Three of the 81 eunuchs lived to be over 100 years old. The researchers calculated that the rate of centenarians among this group of eunuchs was at least 130 times higher than the current rate in developed countries.
"Our study supports the idea that male sex hormones decrease the lifespan of men," wrote Kyung-Jin Min, associate professor in the Department of Biological Sciences at Inha University in Inchon, South Korea, and lead author of the study published today in the journal Current Biology.
This study does not prove that castration directly increases human longevity, said S. Jay Olshansky, a professor of public health at the University of Illinois in Chicago, who studies longevity but was not involved with the study. "It may not have anything to do with being eunuchs," he said, adding that this study did not adjust for lifestyle factors like diet, exercise, and stress.
Previous studies have shown that castration -- which removes the source of male sex hormones -- increases lifespan in animals. But studies in humans haven't been conclusive. One past study found that castrati singers did not live significantly longer than non-castrated singers.

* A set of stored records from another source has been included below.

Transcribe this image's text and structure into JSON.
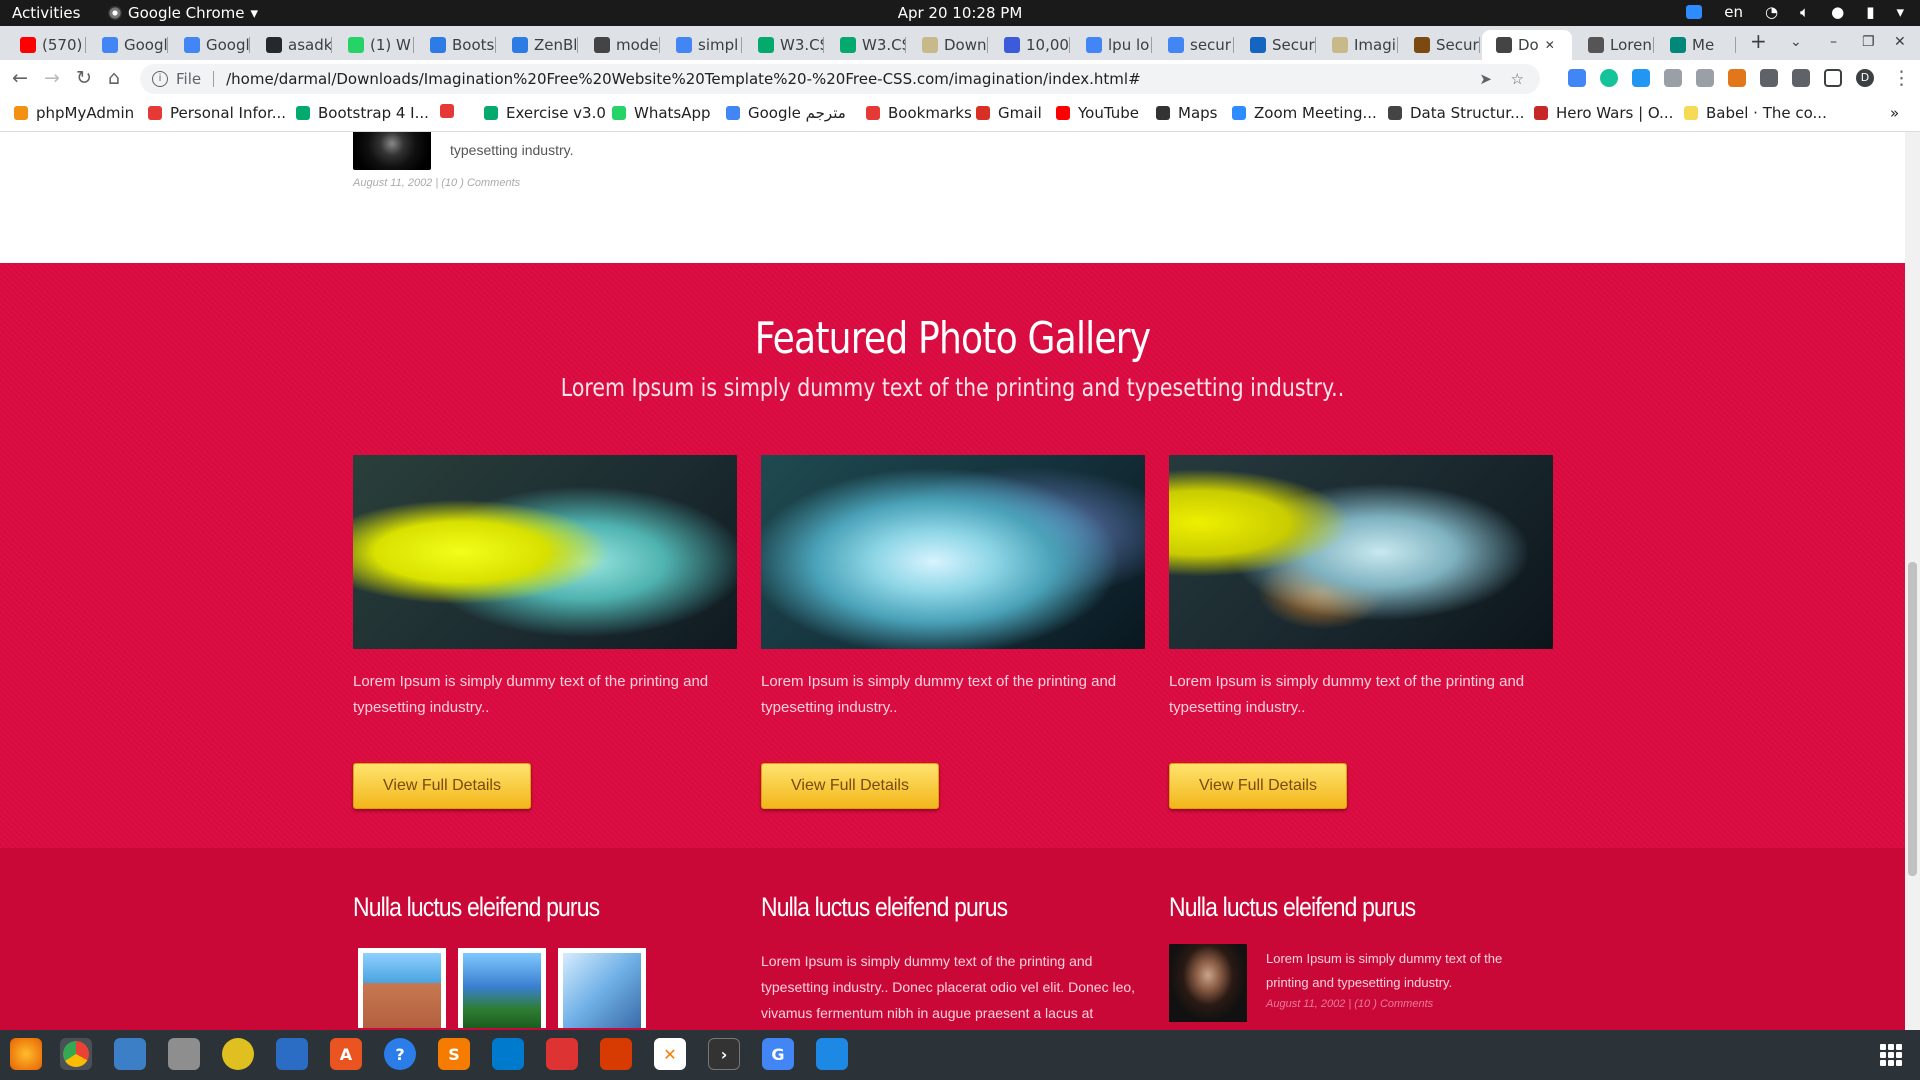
{
  "system": {
    "activities": "Activities",
    "app_name": "Google Chrome",
    "clock": "Apr 20  10:28 PM",
    "lang": "en"
  },
  "tabs": [
    {
      "label": "(570)",
      "fav": "youtube-icon",
      "color": "#ff0000"
    },
    {
      "label": "Googl",
      "fav": "translate-icon",
      "color": "#4285f4"
    },
    {
      "label": "Googl",
      "fav": "translate-icon",
      "color": "#4285f4"
    },
    {
      "label": "asadk",
      "fav": "github-icon",
      "color": "#24292e"
    },
    {
      "label": "(1) W",
      "fav": "whatsapp-icon",
      "color": "#25d366"
    },
    {
      "label": "Boots",
      "fav": "bootstrap-icon",
      "color": "#2d7be5"
    },
    {
      "label": "ZenBl",
      "fav": "zen-icon",
      "color": "#2d7be5"
    },
    {
      "label": "mode",
      "fav": "globe-icon",
      "color": "#444"
    },
    {
      "label": "simpl",
      "fav": "google-icon",
      "color": "#4285f4"
    },
    {
      "label": "W3.CS",
      "fav": "w3-icon",
      "color": "#04aa6d"
    },
    {
      "label": "W3.CS",
      "fav": "w3-icon",
      "color": "#04aa6d"
    },
    {
      "label": "Down",
      "fav": "folder-icon",
      "color": "#c8b98a"
    },
    {
      "label": "10,00",
      "fav": "n-icon",
      "color": "#3b5bdb"
    },
    {
      "label": "lpu lo",
      "fav": "google-icon",
      "color": "#4285f4"
    },
    {
      "label": "secur",
      "fav": "google-icon",
      "color": "#4285f4"
    },
    {
      "label": "Secur",
      "fav": "shield-icon",
      "color": "#1565c0"
    },
    {
      "label": "Imagi",
      "fav": "folder-icon",
      "color": "#c8b98a"
    },
    {
      "label": "Secur",
      "fav": "book-icon",
      "color": "#7a4a10"
    },
    {
      "label": "Do",
      "fav": "globe-icon",
      "color": "#444",
      "active": true
    },
    {
      "label": "Loren",
      "fav": "l-icon",
      "color": "#555"
    },
    {
      "label": "Me",
      "fav": "meet-icon",
      "color": "#00897b"
    }
  ],
  "address": {
    "scheme": "File",
    "url": "/home/darmal/Downloads/Imagination%20Free%20Website%20Template%20-%20Free-CSS.com/imagination/index.html#"
  },
  "bookmarks": [
    {
      "label": "phpMyAdmin",
      "color": "#f29111"
    },
    {
      "label": "Personal Infor...",
      "color": "#e53935"
    },
    {
      "label": "Bootstrap 4 I...",
      "color": "#04aa6d"
    },
    {
      "label": "",
      "color": "#e53935"
    },
    {
      "label": "Exercise v3.0",
      "color": "#04aa6d"
    },
    {
      "label": "WhatsApp",
      "color": "#25d366"
    },
    {
      "label": "Google مترجم",
      "color": "#4285f4"
    },
    {
      "label": "Bookmarks",
      "color": "#e53935"
    },
    {
      "label": "Gmail",
      "color": "#d93025"
    },
    {
      "label": "YouTube",
      "color": "#ff0000"
    },
    {
      "label": "Maps",
      "color": "#333"
    },
    {
      "label": "Zoom Meeting...",
      "color": "#2d8cff"
    },
    {
      "label": "Data Structur...",
      "color": "#444"
    },
    {
      "label": "Hero Wars | O...",
      "color": "#c62828"
    },
    {
      "label": "Babel · The co...",
      "color": "#f5da55"
    }
  ],
  "page": {
    "prev_post_text": "typesetting industry.",
    "prev_post_meta": "August 11, 2002 | (10 ) Comments",
    "gallery": {
      "title": "Featured Photo Gallery",
      "subtitle": "Lorem Ipsum is simply dummy text of the printing and typesetting industry..",
      "cards": [
        {
          "text": "Lorem Ipsum is simply dummy text of the printing and typesetting industry..",
          "button": "View Full Details"
        },
        {
          "text": "Lorem Ipsum is simply dummy text of the printing and typesetting industry..",
          "button": "View Full Details"
        },
        {
          "text": "Lorem Ipsum is simply dummy text of the printing and typesetting industry..",
          "button": "View Full Details"
        }
      ]
    },
    "lower": {
      "col1_title": "Nulla luctus eleifend purus",
      "col2_title": "Nulla luctus eleifend purus",
      "col2_text": "Lorem Ipsum is simply dummy text of the printing and typesetting industry.. Donec placerat odio vel elit. Donec leo, vivamus fermentum nibh in augue praesent a lacus at",
      "col3_title": "Nulla luctus eleifend purus",
      "col3_text": "Lorem Ipsum is simply dummy text of the printing and typesetting industry.",
      "col3_meta": "August 11, 2002 | (10 ) Comments"
    }
  },
  "colors": {
    "gallery_bg": "#d90a3f",
    "lower_bg": "#c90838",
    "button": "#f7c52f"
  }
}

Another study has shown that castration increased longevity by 14 years in mentally disabled, institutionalized men. That increase in lifespan is similar to the findings in the Korean eunuch study.

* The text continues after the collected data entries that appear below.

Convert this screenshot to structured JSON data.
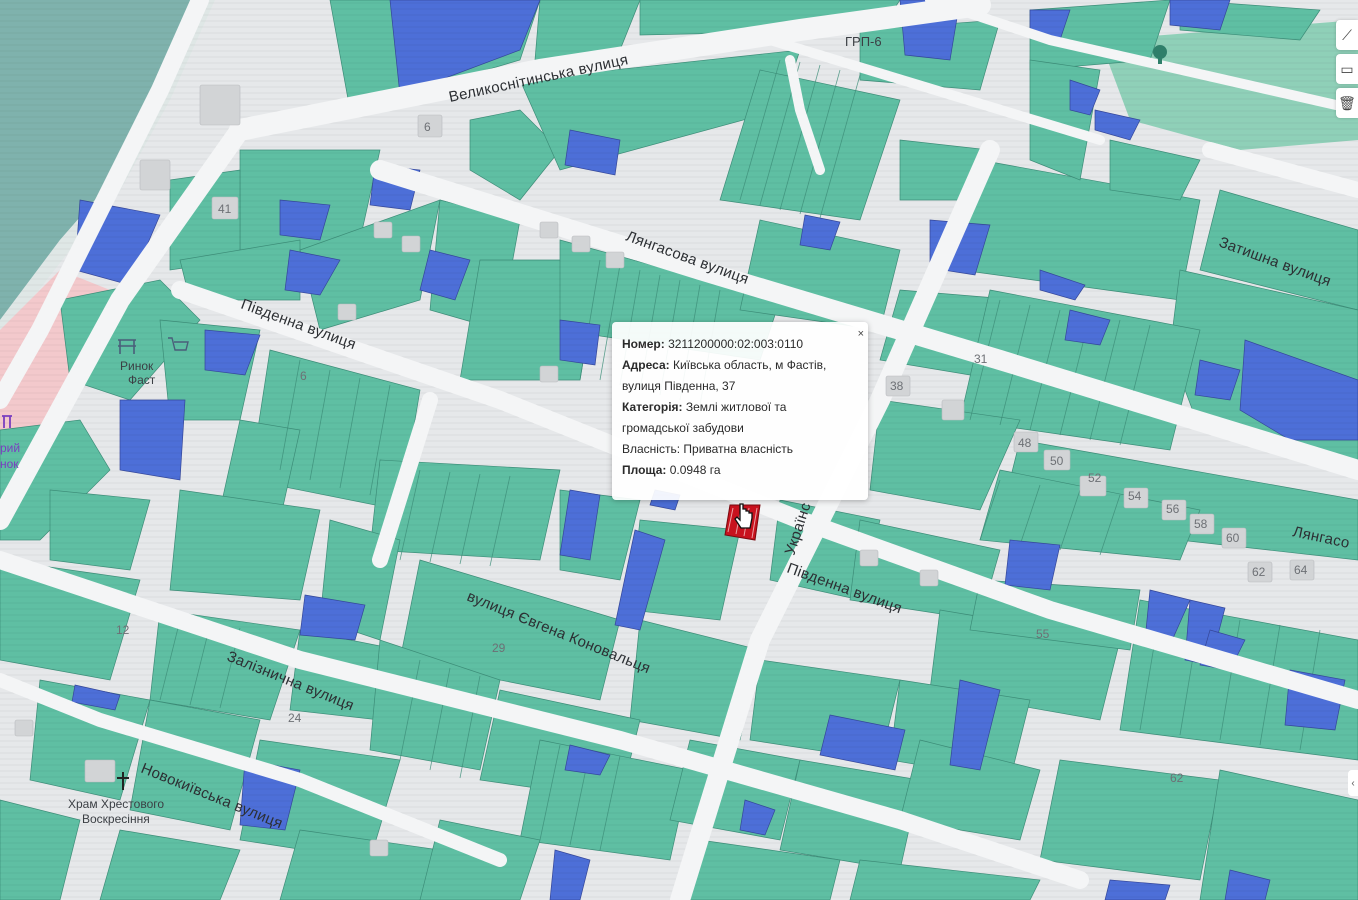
{
  "map": {
    "streets": [
      {
        "id": "velykosnitynska",
        "label": "Великоснітинська вулиця"
      },
      {
        "id": "liangasova-1",
        "label": "Лянгасова вулиця"
      },
      {
        "id": "pivdenna-1",
        "label": "Південна вулиця"
      },
      {
        "id": "zatyshna",
        "label": "Затишна вулиця"
      },
      {
        "id": "pivdenna-2",
        "label": "Південна вулиця"
      },
      {
        "id": "ukrainska",
        "label": "Українс"
      },
      {
        "id": "konovaltsia",
        "label": "вулиця Євгена Коновальця"
      },
      {
        "id": "zaliznychna",
        "label": "Залізнична вулиця"
      },
      {
        "id": "novokyivska",
        "label": "Новокиївська вулиця"
      },
      {
        "id": "liangasova-2",
        "label": "Лянгасо"
      }
    ],
    "house_numbers": [
      "6",
      "41",
      "31",
      "38",
      "48",
      "50",
      "52",
      "54",
      "56",
      "58",
      "60",
      "62",
      "64",
      "55",
      "24",
      "12",
      "29",
      "6",
      "62"
    ],
    "pois": {
      "grp": "ГРП-6",
      "market": [
        "Ринок",
        "Фаст"
      ],
      "market2": [
        "рий",
        "нок"
      ],
      "church": [
        "Храм Хрестового",
        "Воскресіння"
      ]
    },
    "colors": {
      "parcel_green": "#5fbfa3",
      "parcel_blue": "#4d6fd8",
      "selected_parcel": "#c8121e",
      "water": "#7fb0b0"
    }
  },
  "popup": {
    "number_label": "Номер:",
    "number_value": "3211200000:02:003:0110",
    "address_label": "Адреса:",
    "address_value_1": "Київська область, м Фастів,",
    "address_value_2": "вулиця Південна, 37",
    "category_label": "Категорія:",
    "category_value_1": "Землі житлової та",
    "category_value_2": "громадської забудови",
    "ownership_label": "Власність:",
    "ownership_value": "Приватна власність",
    "area_label": "Площа:",
    "area_value": "0.0948 га",
    "close": "×"
  },
  "controls": {
    "line_tool_icon": "polyline-icon",
    "polygon_tool_icon": "polygon-icon",
    "trash_icon": "trash-icon"
  }
}
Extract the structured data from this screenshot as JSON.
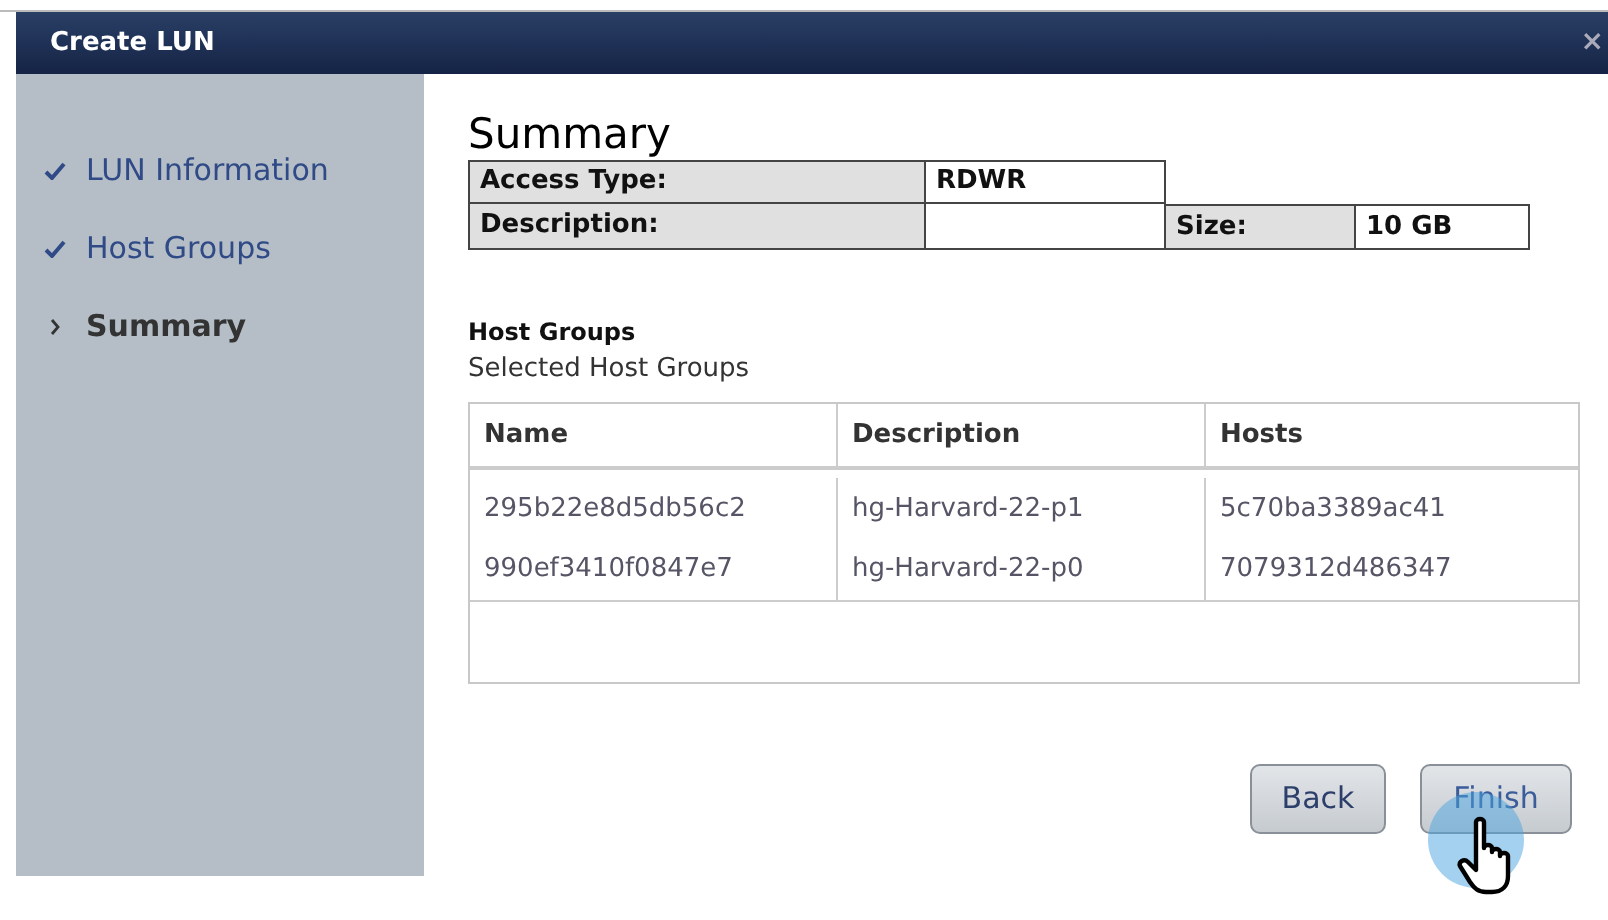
{
  "window": {
    "title": "Create LUN",
    "close": "×"
  },
  "steps": [
    {
      "label": "LUN Information",
      "kind": "done",
      "selected": false
    },
    {
      "label": "Host Groups",
      "kind": "done",
      "selected": false
    },
    {
      "label": "Summary",
      "kind": "current",
      "selected": true
    }
  ],
  "summary": {
    "heading": "Summary",
    "access_type_label": "Access Type:",
    "access_type": "RDWR",
    "description_label": "Description:",
    "size_label": "Size:",
    "size": "10 GB"
  },
  "host_groups": {
    "heading": "Host Groups",
    "subheading": "Selected Host Groups",
    "columns": [
      "Name",
      "Description",
      "Hosts"
    ],
    "rows": [
      [
        "295b22e8d5db56c2",
        "hg-Harvard-22-p1",
        "5c70ba3389ac41"
      ],
      [
        "990ef3410f0847e7",
        "hg-Harvard-22-p0",
        "7079312d486347"
      ]
    ]
  },
  "buttons": [
    {
      "label": "Back",
      "hovered": false
    },
    {
      "label": "Finish",
      "hovered": true
    }
  ]
}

Women reach the age of 110 ten times more often than men, said Dr. L. Stephen Coles, a co-founder of the Los Angeles Gerontology Research Group, who was not involved with the study. In a research group of 67 confirmed centenarians, he said, only three are men.

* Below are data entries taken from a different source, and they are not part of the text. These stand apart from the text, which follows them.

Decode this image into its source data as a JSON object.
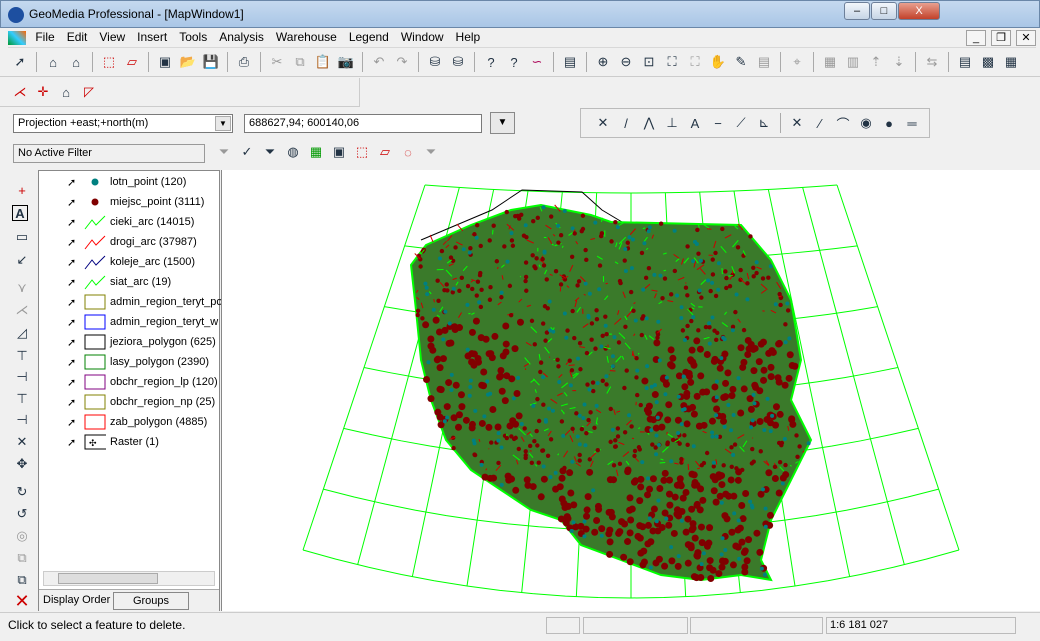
{
  "window": {
    "title": "GeoMedia Professional - [MapWindow1]",
    "minimize": "–",
    "maximize": "□",
    "close": "X"
  },
  "mdi": {
    "minimize": "_",
    "restore": "❐",
    "close": "✕"
  },
  "menu": [
    "File",
    "Edit",
    "View",
    "Insert",
    "Tools",
    "Analysis",
    "Warehouse",
    "Legend",
    "Window",
    "Help"
  ],
  "coordinates": {
    "system": "Projection +east;+north(m)",
    "value": "688627,94; 600140,06"
  },
  "filter": {
    "value": "No Active Filter"
  },
  "legend": {
    "items": [
      {
        "label": "lotn_point (120)",
        "type": "point",
        "color": "#008080"
      },
      {
        "label": "miejsc_point (3111)",
        "type": "point",
        "color": "#800000"
      },
      {
        "label": "cieki_arc (14015)",
        "type": "line",
        "color": "#00ff00"
      },
      {
        "label": "drogi_arc (37987)",
        "type": "line",
        "color": "#ff0000"
      },
      {
        "label": "koleje_arc (1500)",
        "type": "line",
        "color": "#000080"
      },
      {
        "label": "siat_arc (19)",
        "type": "line",
        "color": "#00ff00"
      },
      {
        "label": "admin_region_teryt_po",
        "type": "area",
        "color": "#808000"
      },
      {
        "label": "admin_region_teryt_w",
        "type": "area",
        "color": "#0000ff"
      },
      {
        "label": "jeziora_polygon (625)",
        "type": "area",
        "color": "#000000"
      },
      {
        "label": "lasy_polygon (2390)",
        "type": "area",
        "color": "#008000"
      },
      {
        "label": "obchr_region_lp (120)",
        "type": "area",
        "color": "#800080"
      },
      {
        "label": "obchr_region_np (25)",
        "type": "area",
        "color": "#808000"
      },
      {
        "label": "zab_polygon (4885)",
        "type": "area",
        "color": "#ff0000"
      },
      {
        "label": "Raster (1)",
        "type": "raster",
        "color": "#000000"
      }
    ],
    "tabs": [
      "Display Order",
      "Groups"
    ]
  },
  "status": {
    "message": "Click to select a feature to delete.",
    "scale": "1:6 181 027"
  },
  "colors": {
    "graticule": "#00ff00",
    "settlement": "#800000",
    "rivers": "#00ff00",
    "roads": "#cc0000",
    "airports": "#008080",
    "border": "#000000"
  }
}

There may be several reasons for a sex difference in lifespan, experts said.
Females may have an advantage in longevity because they have a back-up X chromosome, Coles said. A women's body is a mixture of cells, half containing an active X chromosome from her mother and the other half from her father, he said. If there is a defect on one X chromosome, half of her cells will be unaffected.
Male sex hormones may have a negative effect on the immune system, wrote study author Min in the paper. "Male sex hormones also predispose men to adverse cardiovascular attacks."
While research seems to link male sex hormones to shorter life spans, experts remind us that quality of life matters more than quantity.
"I would not recommend becoming a eunuch," Coles said, "Or taking drugs to reduce your sex hormones." Reducing testosterone levels in men or women would severely affect one's sex drive, he said.
The findings that the absence of male sex hormones may improve longevity runs counter to a growing trend in the anti-aging industry, Olshansky said.
Some companies claim a healthier longer life can be enhanced by the introduction of growth or sex hormones at levels that existed when you were younger, he said.